Washington is abuzz with the news that the Clintons have decided on the addition to their household of a three-month old puppy.

Said animal, a chocolate-brown labrador-retriever cross, was taken to visit his new owners for their approval last week, spent half an hour undergoing the presidential-compatibility test on the White House lawn, and was then immediately whisked away for training.

The First Dog obedience course, according to the White House, will not - at least in the first instance - be about retrieving President Clinton's golf balls, but rather more basic: "like not on the Oval Office rug', said a White House spokesman.

The arrival of the dog - as yet unnamed - will allow President Clinton to claim his place in a long line of White House dog-owners.

His four predecessors all had dogs - George Bush's late lamented spaniel, Millie, was the most recent First Dog. A First Cat was something of a departure.

In gossip-ridden Washington views differ about the reasons for the new arrival.
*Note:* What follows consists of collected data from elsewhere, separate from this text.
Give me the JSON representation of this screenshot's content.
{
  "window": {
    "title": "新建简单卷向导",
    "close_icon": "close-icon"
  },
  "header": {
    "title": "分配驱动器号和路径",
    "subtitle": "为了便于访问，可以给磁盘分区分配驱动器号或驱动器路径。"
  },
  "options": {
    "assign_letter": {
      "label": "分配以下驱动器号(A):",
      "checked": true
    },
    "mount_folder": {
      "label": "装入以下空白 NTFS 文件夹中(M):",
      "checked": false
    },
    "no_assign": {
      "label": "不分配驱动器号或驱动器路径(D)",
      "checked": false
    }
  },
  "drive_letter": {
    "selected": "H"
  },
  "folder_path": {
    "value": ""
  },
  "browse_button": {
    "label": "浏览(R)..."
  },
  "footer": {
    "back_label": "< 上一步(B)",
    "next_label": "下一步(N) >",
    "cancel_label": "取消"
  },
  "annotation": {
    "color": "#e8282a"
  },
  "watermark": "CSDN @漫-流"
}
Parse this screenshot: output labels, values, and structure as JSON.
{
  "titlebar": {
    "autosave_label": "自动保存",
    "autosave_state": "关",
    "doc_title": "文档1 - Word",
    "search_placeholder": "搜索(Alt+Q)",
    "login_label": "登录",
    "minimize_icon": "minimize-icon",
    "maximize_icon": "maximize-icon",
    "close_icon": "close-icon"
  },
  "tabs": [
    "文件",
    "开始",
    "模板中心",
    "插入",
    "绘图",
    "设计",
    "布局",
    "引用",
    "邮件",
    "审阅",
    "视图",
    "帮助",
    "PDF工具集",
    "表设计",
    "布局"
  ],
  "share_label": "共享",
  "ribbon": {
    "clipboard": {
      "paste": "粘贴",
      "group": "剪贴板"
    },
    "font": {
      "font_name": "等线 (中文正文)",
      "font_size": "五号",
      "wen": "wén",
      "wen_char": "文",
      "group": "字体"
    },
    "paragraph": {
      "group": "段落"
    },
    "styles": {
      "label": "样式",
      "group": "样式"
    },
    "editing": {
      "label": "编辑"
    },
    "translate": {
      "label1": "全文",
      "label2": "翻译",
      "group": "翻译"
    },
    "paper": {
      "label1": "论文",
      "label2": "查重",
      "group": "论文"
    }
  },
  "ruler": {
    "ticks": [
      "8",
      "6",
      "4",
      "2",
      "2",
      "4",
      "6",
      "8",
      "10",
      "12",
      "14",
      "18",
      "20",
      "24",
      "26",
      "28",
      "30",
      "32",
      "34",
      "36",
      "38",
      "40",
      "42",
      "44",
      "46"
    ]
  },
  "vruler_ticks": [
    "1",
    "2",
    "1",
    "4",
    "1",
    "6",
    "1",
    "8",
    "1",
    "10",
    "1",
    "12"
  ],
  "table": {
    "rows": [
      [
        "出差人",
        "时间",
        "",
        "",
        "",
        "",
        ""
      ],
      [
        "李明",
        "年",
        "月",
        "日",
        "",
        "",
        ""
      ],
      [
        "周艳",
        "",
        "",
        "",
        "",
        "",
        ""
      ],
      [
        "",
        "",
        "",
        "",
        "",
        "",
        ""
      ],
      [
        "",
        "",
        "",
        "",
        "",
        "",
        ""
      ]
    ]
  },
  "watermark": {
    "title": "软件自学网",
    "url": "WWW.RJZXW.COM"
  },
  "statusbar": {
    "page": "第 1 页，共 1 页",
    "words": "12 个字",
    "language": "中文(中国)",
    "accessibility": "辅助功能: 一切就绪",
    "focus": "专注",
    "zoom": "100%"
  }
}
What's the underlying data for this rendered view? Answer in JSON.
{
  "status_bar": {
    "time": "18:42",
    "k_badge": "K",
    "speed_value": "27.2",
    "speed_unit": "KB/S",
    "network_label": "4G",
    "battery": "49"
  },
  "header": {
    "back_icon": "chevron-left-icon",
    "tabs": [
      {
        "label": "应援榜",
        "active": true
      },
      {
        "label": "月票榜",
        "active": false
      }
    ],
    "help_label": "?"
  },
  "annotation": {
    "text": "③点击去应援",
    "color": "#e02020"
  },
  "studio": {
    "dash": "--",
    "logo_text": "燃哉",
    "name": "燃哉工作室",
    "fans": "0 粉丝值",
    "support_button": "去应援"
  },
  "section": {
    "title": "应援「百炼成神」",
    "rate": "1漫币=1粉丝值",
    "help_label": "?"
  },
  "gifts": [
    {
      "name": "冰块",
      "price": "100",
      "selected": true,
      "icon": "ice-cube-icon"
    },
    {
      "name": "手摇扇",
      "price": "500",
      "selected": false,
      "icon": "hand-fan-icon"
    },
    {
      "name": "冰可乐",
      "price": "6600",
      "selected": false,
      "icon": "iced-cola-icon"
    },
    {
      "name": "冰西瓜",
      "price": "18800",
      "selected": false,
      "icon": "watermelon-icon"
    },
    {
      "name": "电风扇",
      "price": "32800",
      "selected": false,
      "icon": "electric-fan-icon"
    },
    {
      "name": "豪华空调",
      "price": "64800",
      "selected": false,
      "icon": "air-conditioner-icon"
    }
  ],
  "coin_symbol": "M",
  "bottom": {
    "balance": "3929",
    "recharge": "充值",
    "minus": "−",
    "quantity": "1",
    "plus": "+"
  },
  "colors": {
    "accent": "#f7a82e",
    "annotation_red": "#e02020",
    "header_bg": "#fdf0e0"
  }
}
Are the President and Mrs Clinton pining for their daughter, Chelsea - now in her first year at Stanford University in California - so much that they need another focus for their affections?

Has Chelsea's departure left Socks without a patron sufficiently powerful to protect his interests?

Is the President feeling his age to the point where he is giving up jogging for dog-walking?

Or is he so fed up with his security detail that he is considering alternatives?

The favoured explanation is that the rarefied world of Washington politics and Hillary's whistle-stop world tours may finally be getting to him.

Much quoted over the weekend has been President Harry Truman's quip: "If you need a friend in Washington, get a dog." Well, he just did.